Memang sejak pertama di Indonesia, gagasan Khilafah itu tidak pernah mendapatkan tempat. Bisa kita lihat organisasi-organisasi Islam yang besar seperti Muhammadiyah dan Nahdhatul Ulama’ atau sebagainya, tidak ada yang konsen dengan wacana Khilafah.
Pada tahun 1924, ada “komite khilafah” yang ingin membela Turki Utsmani ketika dibubarkan oleh Turki muda. Kemudian ulama-ulama Muhammadiyah, Sarekat Islam, dan ulama-ulama dari pesantren ikut ke Hijaz dan meminta agar membatalkan keputusannya memakzulkan Sultan Abdul Hamid II. Tapi cuma sampai disitu saja dan selanjutnya tidak berkembang dalam ranah pemikiran.
Kemudian tokoh Islam seperti Haji Agus Salim mengatakan bahwa khilafah tidak relevan di Indonesia. Menurutnya, khilafah merupakan kekuasaan yang despotik dan opresif. Dan tidak menganjurkan harus ditiru.

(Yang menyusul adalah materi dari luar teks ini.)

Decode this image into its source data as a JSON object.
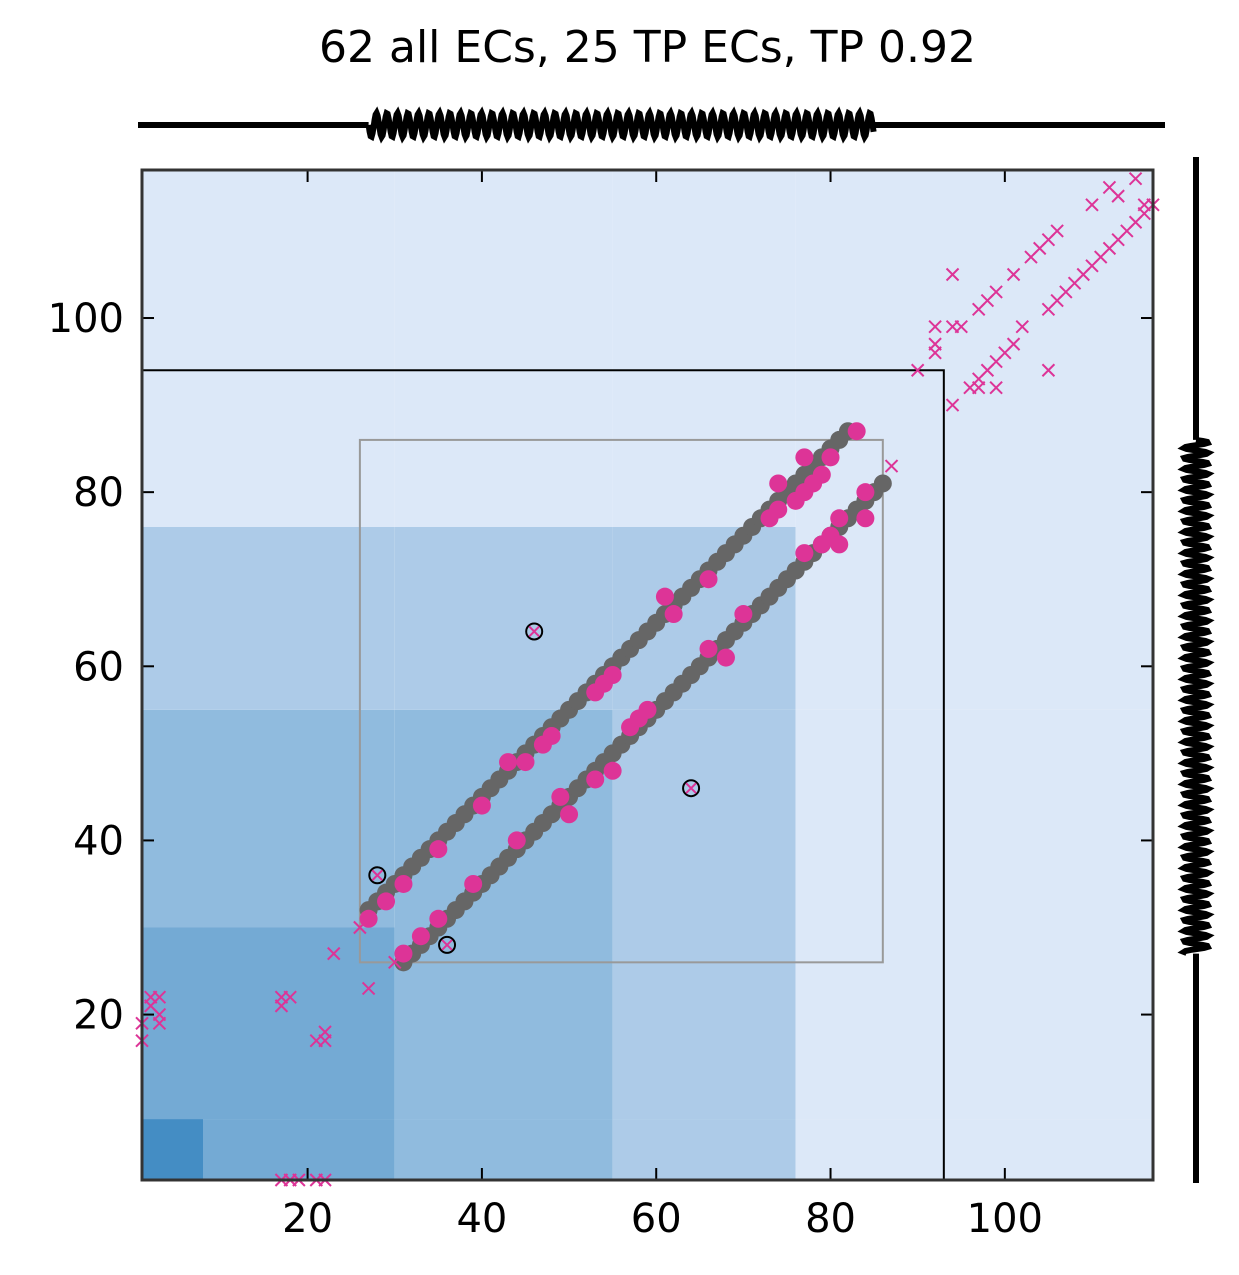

Lalu, sampai pada masa Presiden silih berganti tidak ada perhatian soal khilafah. Sementara infiltrasi tidak ada tindakan dari pemerintah dan kemudian dengan menggunakan retorika-retorika dan jargon jargon yang mungkin bagi sebagian orang menarik.
Misalnya, isu bahwa kita sudah dijajah oleh liberalisme ekonomi, dijajah oleh Amerika secara politik, dan lain-lain. Oleh karena itu, kita harus menghadapinya, satu-satunya cara yaitu dengan membuat khilafah dengan menerapkan Syariah.
Khilafah dan Syariah dianggap satu-satunya penyelesaian berbagai masalah yang dihadapi oleh umat Islam atau yang dihadapi oleh bangsa Indonesia atau bahkan oleh umat Islam sedunia.
Maka, bagi sebagian orang yang mungkin menghadapi kesulitan ekonomi, menghadapi kesulitan politik, tidak jelas masa depan, susah mencari kerja, tidak mendapatkan kehidupan yang layak terutama anak muda, maka bagi mereka itu menjadi hal yang menarik.
Oleh karena itu, yang harus dilakukan oleh pemerintah beserta ormas-ormas Islam adalah lebih aktif menjelaskan dan melakukan counter wacana terhadap gagasan-gagasan khilafah. Menunjukkan dimana kelemahan-kelemahannya. Penyesatan-penyesatan apa yang dilakukan oleh konsep khilafah tersebut. Dan harus dilakukan secara terus-menerus.
Artikel ini merupakan hasil wawancara dengan Prof. Azyumardi Azra.